The Government obviously took a strong stance—I felt pleased about this—against Grok. We can see that when we stand together and people speak up, we can make change in this area, but we need to make sustainable change. We absolutely are always looking at legislative changes. As people have said, there have been a number of those. There is the issue of Grok being added into the Online Safety Act, so that there can be accountability on that basis.
In the Crime and Policing Bill, we are also banning nudification apps. I have also had it shown to me that they do not work on men and boys, which I am glad about for men’s and boys’ sake, but if you are designing something that will nudify only women, you have a problem. I do not know who I can talk to, but there is something wrong with you. Have a word with yourself; otherwise, we will have a word with you. The ban will target firms and individuals providing and supplying tools that use AI to turn images of real people into fake nudes.
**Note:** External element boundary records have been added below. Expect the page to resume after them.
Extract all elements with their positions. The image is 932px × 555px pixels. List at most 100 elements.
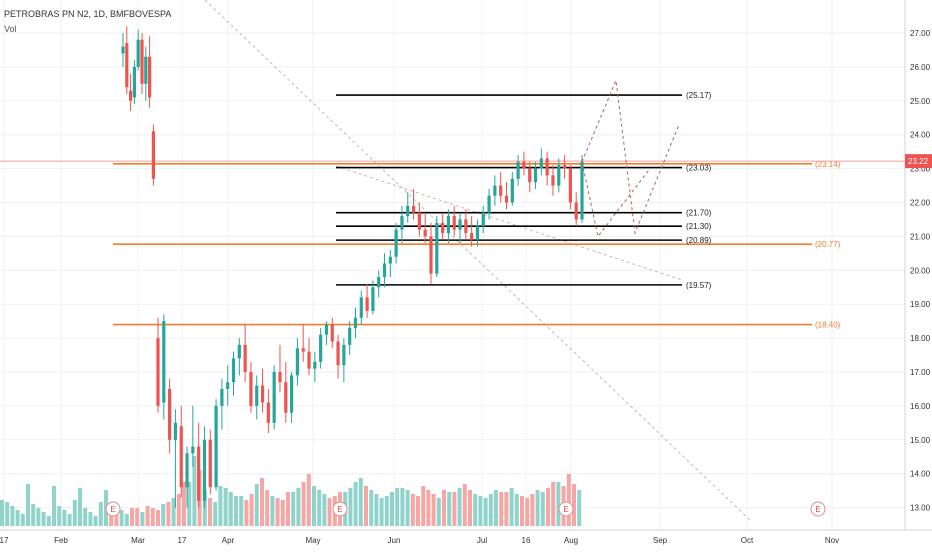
earnings-marker bbox=[558, 501, 574, 517]
volume-bar bbox=[260, 478, 264, 526]
volume-bar bbox=[421, 486, 426, 526]
volume-bar bbox=[72, 500, 77, 526]
volume-bar bbox=[426, 490, 431, 526]
volume-bar bbox=[88, 512, 93, 526]
volume-bar bbox=[535, 490, 540, 526]
volume-bar bbox=[192, 456, 197, 526]
volume-bar bbox=[135, 508, 140, 526]
volume-bar bbox=[239, 496, 244, 526]
time-axis: 17 Feb Mar 17 Apr May Jun Jul 16 Aug Sep Oct Nov bbox=[0, 529, 932, 545]
volume-bar bbox=[150, 508, 155, 526]
candle-body bbox=[348, 327, 352, 345]
earnings-marker-label: E bbox=[563, 505, 568, 514]
price-tick-label: 22.00 bbox=[910, 199, 931, 208]
volume-bar bbox=[182, 482, 186, 526]
candle-body bbox=[173, 422, 178, 440]
volume-bar bbox=[546, 488, 550, 526]
volume-bar bbox=[520, 496, 524, 526]
last-price-badge bbox=[905, 154, 932, 169]
earnings-marker-label: E bbox=[815, 505, 820, 514]
volume-bar bbox=[473, 494, 478, 526]
volume-bar bbox=[161, 504, 166, 526]
candle-body bbox=[388, 256, 392, 264]
volume-bar bbox=[124, 514, 129, 526]
time-tick-label: Feb bbox=[54, 536, 68, 545]
volume-bar bbox=[348, 488, 353, 526]
candle-body bbox=[202, 439, 207, 501]
candle-body bbox=[441, 222, 445, 234]
candle-body bbox=[168, 388, 172, 440]
candle-body bbox=[446, 216, 451, 234]
volume-bar bbox=[405, 490, 410, 526]
volume-bar bbox=[130, 508, 134, 526]
candle-body bbox=[574, 202, 578, 220]
candle-body bbox=[129, 90, 133, 101]
volume-bar bbox=[494, 490, 498, 526]
volume-bar bbox=[93, 516, 98, 526]
volume-bar bbox=[327, 498, 332, 526]
volume-bar bbox=[395, 488, 400, 526]
time-tick-label: Oct bbox=[741, 536, 754, 545]
volume-bar bbox=[280, 500, 285, 526]
price-tick-label: 20.00 bbox=[910, 266, 931, 275]
candle-body bbox=[470, 233, 474, 240]
support-label: (23.14) bbox=[815, 160, 841, 169]
volume-bar bbox=[46, 516, 51, 526]
volume-bar bbox=[468, 490, 472, 526]
support-label: (18.40) bbox=[815, 321, 841, 330]
candle-body bbox=[417, 212, 421, 230]
time-tick-label: Mar bbox=[131, 536, 145, 545]
volume-bar bbox=[369, 490, 374, 526]
price-tick-label: 18.00 bbox=[910, 334, 931, 343]
candle-body bbox=[266, 402, 270, 423]
candle-body bbox=[197, 446, 201, 501]
candle-body bbox=[231, 358, 236, 383]
volume-bar bbox=[291, 492, 296, 526]
volume-bar bbox=[436, 498, 441, 526]
time-tick-label: Apr bbox=[222, 536, 235, 545]
volume-bar bbox=[156, 510, 160, 526]
price-tick-label: 16.00 bbox=[910, 402, 931, 411]
time-tick-label: 17 bbox=[0, 536, 9, 545]
candle-body bbox=[435, 222, 439, 274]
volume-bar bbox=[530, 494, 535, 526]
projection-path-a bbox=[581, 78, 680, 235]
volume-bar bbox=[416, 496, 420, 526]
candle-body bbox=[353, 317, 358, 328]
time-tick-label: May bbox=[305, 536, 320, 545]
volume-bar bbox=[551, 482, 556, 526]
volume-bar bbox=[52, 486, 56, 526]
earnings-marker-label: E bbox=[110, 505, 115, 514]
candle-body bbox=[179, 426, 183, 488]
candle-body bbox=[284, 382, 288, 413]
volume-bar bbox=[36, 508, 41, 526]
candle-body bbox=[156, 338, 160, 406]
candle-body bbox=[132, 66, 136, 98]
volume-bar bbox=[275, 498, 280, 526]
volume-bar bbox=[62, 510, 67, 526]
volume-bar bbox=[556, 482, 561, 526]
candle-body bbox=[220, 388, 224, 406]
candle-body bbox=[533, 168, 538, 183]
earnings-marker bbox=[105, 501, 121, 517]
price-tick-label: 27.00 bbox=[910, 29, 931, 38]
candle-body bbox=[481, 212, 485, 227]
volume-bar bbox=[57, 506, 62, 526]
candle-body bbox=[493, 185, 497, 196]
volume-bar bbox=[384, 496, 389, 526]
candle-body bbox=[185, 453, 189, 488]
volume-bar bbox=[202, 490, 207, 526]
volume-bar bbox=[525, 498, 530, 526]
volume-bar bbox=[5, 502, 10, 526]
volume-bar bbox=[208, 498, 212, 526]
time-tick-label: 17 bbox=[178, 536, 187, 545]
candle-body bbox=[423, 229, 427, 237]
candle-body bbox=[151, 131, 155, 179]
volume-bar bbox=[457, 488, 462, 526]
volume-bar bbox=[577, 490, 582, 526]
volume-bar bbox=[223, 488, 228, 526]
volume-bar bbox=[566, 474, 571, 526]
volume-bar bbox=[447, 492, 452, 526]
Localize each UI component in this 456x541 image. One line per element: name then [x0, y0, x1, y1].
There is a raft of other legislation that we are putting through and that we hope will shift the dial. Obviously, in the violence against women and girls strategy, we have made a very clear commitment to ensuring that we make it impossible for children to take and share naked images of themselves—we will make it impossible for them to do that. My hon. Friend the Member for Darlington (Lola McEvoy) and others talked about children being taken from social media and on to other platforms. I have to say that encrypted spaces are the most dangerous for child abuse imagery. But to the hon. Member for South Northamptonshire, who was talking about that, I say this: 91% of all child sexual abuse images are self-made; they are made by children themselves. People have groomed them—exploited them—to make those images. It may be their peers.
We will not stop this just by looking at the issue of new AI. There is an issue with where our children can go and who has access to them. I agree with the hon. Lady’s sentiment. We have to make sure that we get this right. Even with the 10 years of work on the Online Safety Act, and with the level of detail and, I have to say, the arguments that went into it, it still has all the gaps that we are talking about, so we need to make sure we get this right and legislate in a way that can be agile for the future. That is why I think the Government need to take the time—not too much time, I agree—to make sure we do that.
Others talked about accountability and whether anyone ever actually gets punished for these things. As part of the work we are doing in the Home Office, we are expanding the use of covert officers to address violence against women and girls, and improving the capabilities to counter and reduce the highest harms. We operate a similar system with regard to child abuse online. We are now doing that also for women and girls online, recognising the level of organised crime that is behind this. The hon. Member for Bath (Wera Hobhouse) talked about people who are asleep and being filmed, like Gisèle Pelicot. These issues deserve a police force specifically looking at the covert aspect, and that is what this Government are doing.
I call Sir Mark Hendrick to wind up the debate extremely briefly—in about 5 seconds.
Thank you, Ms Jardine. I thank the Minister and all my colleagues for an excellent debate. I think we had a brilliant response from the Minister. I am sure she is determined to ensure that the digital space can be as safe as possible for women and children, and for everybody else as well.
Question put and agreed to.
Resolved,
That this House has considered the matter of tackling the digital exploitation of women and girls.